Jalannya Laga Australia vs Indonesia
Tampil menggeberak di tujuh menit awal. Tak bisa dipungkiri, pola permainan rancak Timnas Indonesia sempat membuat barisan belakang dan tengah Socceroos kalang kabut.
Peluang perdana didapatkan melalui sundulan Jay Idzes menyambut tendagan bebas Calvin Verdonk menit ke-5'. Sundulan sang kapten sudah mengarah tepat ke sisi bawah mistar, namun kiper berpengalaman Mathew Ryan masih dengan sigap menepisnya.
Kesan pertama semakin menggoda, usai Indonesia mendapatkan penalti di menit 6' usai Rafael Struick dilanggar bek Kye Rowles.Â
Namun sungguh disayangkan, tembakan eksekutor andalan FC Copenhagen, Kevin Diks hanya menghantam tiang kiri gawang Mathew Ryan dan kembali ke arena permainan.

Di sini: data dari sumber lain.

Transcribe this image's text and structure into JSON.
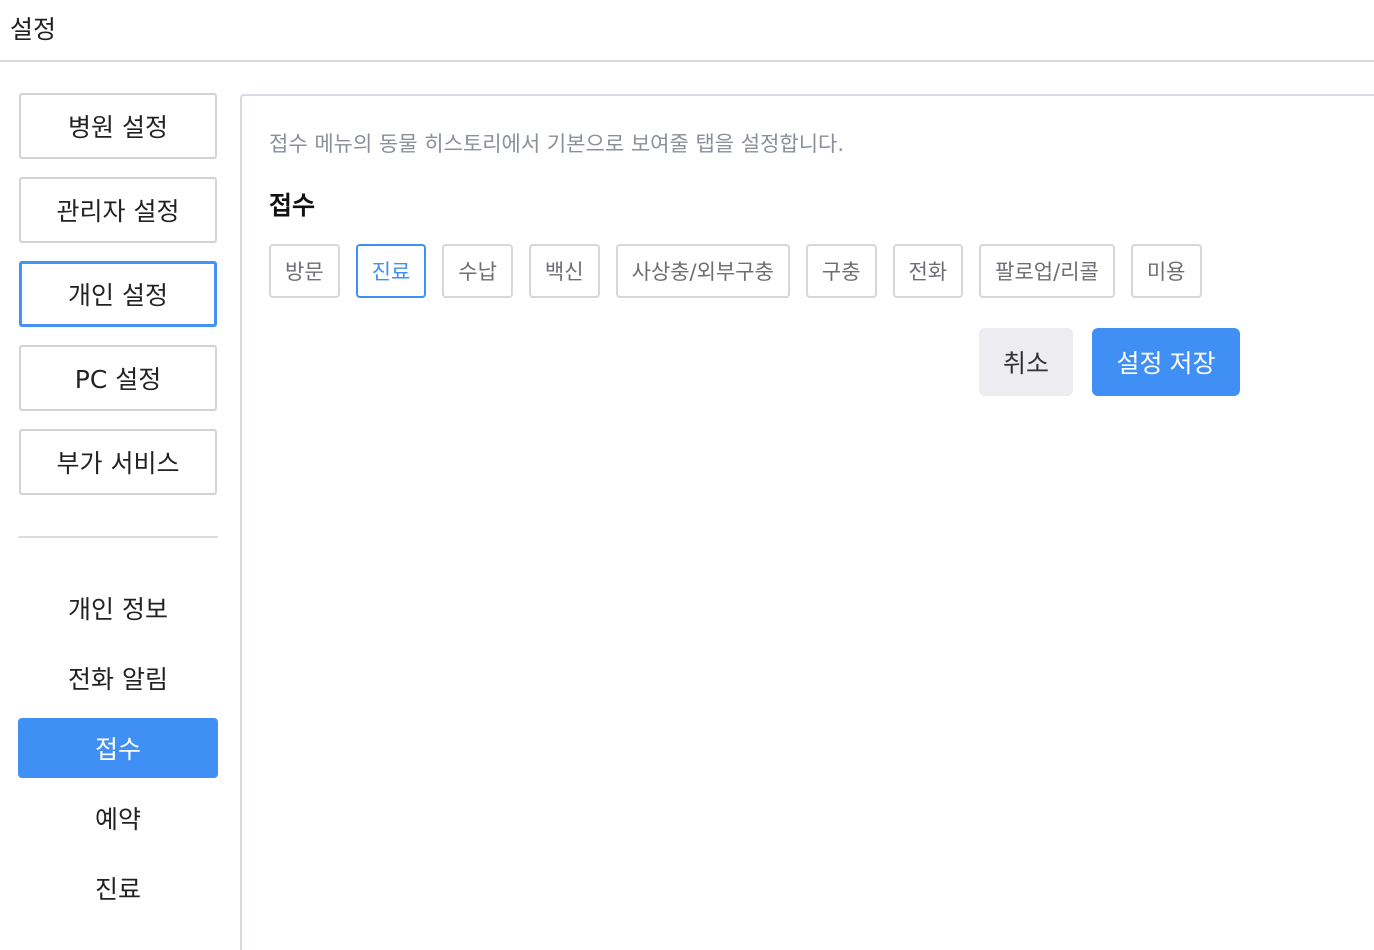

Selepas peluang emas ini, angin pertandingan berputar 180 derajat.
Petaka pertama terjadi di menit 14' karena pada momen sepak pojok Nathan Tjoe-A-On kedapatan VAR menarik pemain Australia, Lewis Miller. Eksekusi Martin Boyle di menit 18' tanpa cela menipu Maarten Paes dengan bola pendek ke sisi kiri.
Thom Haye turut berkontribusi atas gol kedua Australia yang dicetak Nishan Velupillay dua menit berselang. Maksud hati ingin mengamankan bola wall-play Adam Taggart ke belakang, ternyata arah si kulit bundar membebaskan Velupillay untuk dengan tenang memerdaya Paes di duel satu-lawan-satu.
Semakin membuat derita Tim Garuda bertambah, umpan pendek kombinasi di sisi kanan membuat Jackson Irvine punya ruang bebas mengeksekusi dua tembakan yang menambah keunggulan Socceroos di menit 34'.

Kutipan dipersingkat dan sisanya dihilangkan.